= Sierra de las Cruces =

Mountain range in south-central Mexico

Region map

The Sierra de las Cruces, also popularly called Sierra del Monte de las Cruces, is a mountain range in Mexico, in its south central region, which delimits the valleys of Mexico and Cuautitlán in the Basin of Mexico, with Toluca Valley as well as a part of the Lerma Basin. The Battle of Monte de las Cruces took place in this mountain range, as well as the construction of the Cutzamala System.

It is part of the Transversal Volcanic Axis, and represents the watershed of three hydrological basins: the Lerma River, the Valley of Mexico (both of the endorheic type) and the Balsas River (of the exorheic type).

==History==
Due to the studies carried out in the mountains, it is considered that Sierra de las Cruces was formed next to the Trans-Mexican Volcanic Belt, which is considered a continental volcanic arc, formed since the recent Miocene epoch, with the La Catedral stratovolcano being the oldest with about 3.71 ± 0.40 million years. years., with an important activity during the Pliocene and Pleistocene formed by extensive lava flows and domes of andesitic-dacitic composition and calc-alkaline affinity, alternating with pyroclastic flows of blocks and ashes, pumice flows, pyroclastic surges, fall deposits, flows of debris and mud, as well as collapses resulting in debris avalanche deposits.
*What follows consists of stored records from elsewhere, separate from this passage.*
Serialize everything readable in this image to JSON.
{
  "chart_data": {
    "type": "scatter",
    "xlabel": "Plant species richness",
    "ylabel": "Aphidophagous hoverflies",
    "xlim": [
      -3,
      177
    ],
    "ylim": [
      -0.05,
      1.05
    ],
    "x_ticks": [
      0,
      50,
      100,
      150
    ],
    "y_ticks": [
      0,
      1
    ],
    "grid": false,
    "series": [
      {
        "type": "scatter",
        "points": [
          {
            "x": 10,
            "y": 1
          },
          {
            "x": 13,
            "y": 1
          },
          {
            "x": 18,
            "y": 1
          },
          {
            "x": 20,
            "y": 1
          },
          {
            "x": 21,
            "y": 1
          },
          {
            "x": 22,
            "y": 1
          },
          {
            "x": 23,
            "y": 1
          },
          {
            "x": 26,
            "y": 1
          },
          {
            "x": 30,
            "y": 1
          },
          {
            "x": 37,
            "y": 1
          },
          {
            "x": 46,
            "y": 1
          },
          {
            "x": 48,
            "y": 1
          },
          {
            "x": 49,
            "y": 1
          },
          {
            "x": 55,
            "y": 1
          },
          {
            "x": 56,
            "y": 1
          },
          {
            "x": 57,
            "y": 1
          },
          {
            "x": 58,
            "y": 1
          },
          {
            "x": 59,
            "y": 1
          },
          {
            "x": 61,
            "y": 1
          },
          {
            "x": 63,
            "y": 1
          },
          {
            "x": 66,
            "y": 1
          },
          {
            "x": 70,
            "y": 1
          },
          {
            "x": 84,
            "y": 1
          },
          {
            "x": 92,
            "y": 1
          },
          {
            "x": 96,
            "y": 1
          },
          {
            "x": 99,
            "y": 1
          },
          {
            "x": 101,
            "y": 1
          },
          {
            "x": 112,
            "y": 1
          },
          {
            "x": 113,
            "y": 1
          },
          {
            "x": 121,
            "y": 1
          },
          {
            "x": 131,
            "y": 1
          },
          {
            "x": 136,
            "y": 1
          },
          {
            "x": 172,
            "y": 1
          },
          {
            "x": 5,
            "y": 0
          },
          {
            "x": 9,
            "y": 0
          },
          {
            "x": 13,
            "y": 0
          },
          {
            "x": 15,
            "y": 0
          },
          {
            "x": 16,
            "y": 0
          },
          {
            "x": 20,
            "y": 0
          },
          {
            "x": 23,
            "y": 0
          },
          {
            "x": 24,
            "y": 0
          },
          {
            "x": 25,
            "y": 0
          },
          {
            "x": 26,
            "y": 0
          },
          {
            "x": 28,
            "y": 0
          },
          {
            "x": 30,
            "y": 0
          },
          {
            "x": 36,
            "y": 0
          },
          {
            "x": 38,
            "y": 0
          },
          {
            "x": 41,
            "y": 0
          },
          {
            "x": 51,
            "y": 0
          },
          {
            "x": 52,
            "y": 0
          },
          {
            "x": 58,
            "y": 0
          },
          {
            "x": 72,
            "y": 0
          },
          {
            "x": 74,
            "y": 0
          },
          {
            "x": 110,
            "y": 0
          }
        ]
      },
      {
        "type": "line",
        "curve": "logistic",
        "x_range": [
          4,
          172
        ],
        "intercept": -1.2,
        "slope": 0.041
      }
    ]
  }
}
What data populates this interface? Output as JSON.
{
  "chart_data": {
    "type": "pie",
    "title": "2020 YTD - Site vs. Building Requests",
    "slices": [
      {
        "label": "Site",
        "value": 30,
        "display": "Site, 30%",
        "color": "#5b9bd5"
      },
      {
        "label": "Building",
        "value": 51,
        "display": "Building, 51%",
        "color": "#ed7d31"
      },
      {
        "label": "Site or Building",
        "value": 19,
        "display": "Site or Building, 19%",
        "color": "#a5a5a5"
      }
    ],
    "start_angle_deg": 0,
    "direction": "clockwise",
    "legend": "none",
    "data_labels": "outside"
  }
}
Its entire structure rests in the southern area on Cretaceous limestone or on volcanic rocks from the basal mafic sequence of 7.1 million years, which makes it younger than the Miocene Tepoztlán formation; the northern part rests on a series of volcanic structures from the middle Miocene that correspond to the formation of the Sierra de Guadalupe, between 14 and 16 million years old, and the Sierra de la Muerta from the late Pliocene.